Cloud computing is also being used to analyze the Big Data associated with intelligence. At the end of last month, Cloudera and Digital Reasoning partnered to use Hadoop for complex government intelligence analytics. Cloudera’s Hadoop Distribution and HBase support have been incorporated into Digital Reasoning’s upcoming release of the next version of Synthesys, a data analystics and decision-making platform. The new additions allow analysis of data the scale and complexity described above, with multiple types and sources.

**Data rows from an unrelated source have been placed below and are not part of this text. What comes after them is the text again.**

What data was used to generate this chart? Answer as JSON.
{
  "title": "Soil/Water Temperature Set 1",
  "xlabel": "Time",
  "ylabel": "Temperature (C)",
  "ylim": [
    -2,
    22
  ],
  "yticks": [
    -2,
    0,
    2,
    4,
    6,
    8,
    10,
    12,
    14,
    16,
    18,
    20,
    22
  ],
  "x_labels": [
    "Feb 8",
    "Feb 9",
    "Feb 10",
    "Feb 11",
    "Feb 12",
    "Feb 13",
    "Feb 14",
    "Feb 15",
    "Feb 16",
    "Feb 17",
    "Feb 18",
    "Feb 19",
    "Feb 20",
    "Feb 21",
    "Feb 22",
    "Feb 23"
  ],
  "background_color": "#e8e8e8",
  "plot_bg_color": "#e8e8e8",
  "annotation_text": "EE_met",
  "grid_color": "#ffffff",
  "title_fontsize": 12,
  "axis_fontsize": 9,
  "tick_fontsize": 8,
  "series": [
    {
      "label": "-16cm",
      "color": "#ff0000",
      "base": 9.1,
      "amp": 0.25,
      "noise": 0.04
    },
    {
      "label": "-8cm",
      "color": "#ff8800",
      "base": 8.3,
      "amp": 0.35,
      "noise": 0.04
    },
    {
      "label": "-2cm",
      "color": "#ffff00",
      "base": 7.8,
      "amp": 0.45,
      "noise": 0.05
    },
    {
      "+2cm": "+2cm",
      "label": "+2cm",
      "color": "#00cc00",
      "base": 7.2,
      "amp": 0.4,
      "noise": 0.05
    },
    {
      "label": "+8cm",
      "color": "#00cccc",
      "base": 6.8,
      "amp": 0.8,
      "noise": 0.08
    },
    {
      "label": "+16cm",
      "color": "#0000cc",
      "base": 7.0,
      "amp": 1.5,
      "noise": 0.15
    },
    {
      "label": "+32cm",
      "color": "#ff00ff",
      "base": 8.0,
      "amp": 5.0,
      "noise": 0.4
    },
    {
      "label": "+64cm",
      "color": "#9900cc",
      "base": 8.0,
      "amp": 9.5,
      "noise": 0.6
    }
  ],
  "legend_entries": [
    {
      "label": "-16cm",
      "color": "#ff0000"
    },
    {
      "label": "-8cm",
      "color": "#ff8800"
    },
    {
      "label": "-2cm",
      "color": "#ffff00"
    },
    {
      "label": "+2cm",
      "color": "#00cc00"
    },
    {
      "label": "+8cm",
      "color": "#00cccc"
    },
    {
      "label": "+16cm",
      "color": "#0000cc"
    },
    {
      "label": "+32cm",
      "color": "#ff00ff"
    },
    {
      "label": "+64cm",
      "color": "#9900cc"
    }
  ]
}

These advances are crucial as American forces now have too much data but not enough intelligence. Intelligence is still the most critical element in counter-terrorism and counter-insurgency and yet much more information is coming in than our analysts can handle. For example, in 2009 alone, drones captured 24 years of video, and they are predicted to produce 30 times as much in 2011. By combining different forms of intelligence, such as attack coordinates and videos from drone flights, that data can be consolidated and made more valuable. Analytics that can deal with massive, unstructured data will allow for quick searches, filters, pattern recognition, and detection of valuable information so that analysts do not have to sift through years of video and reams of reports for intelligence.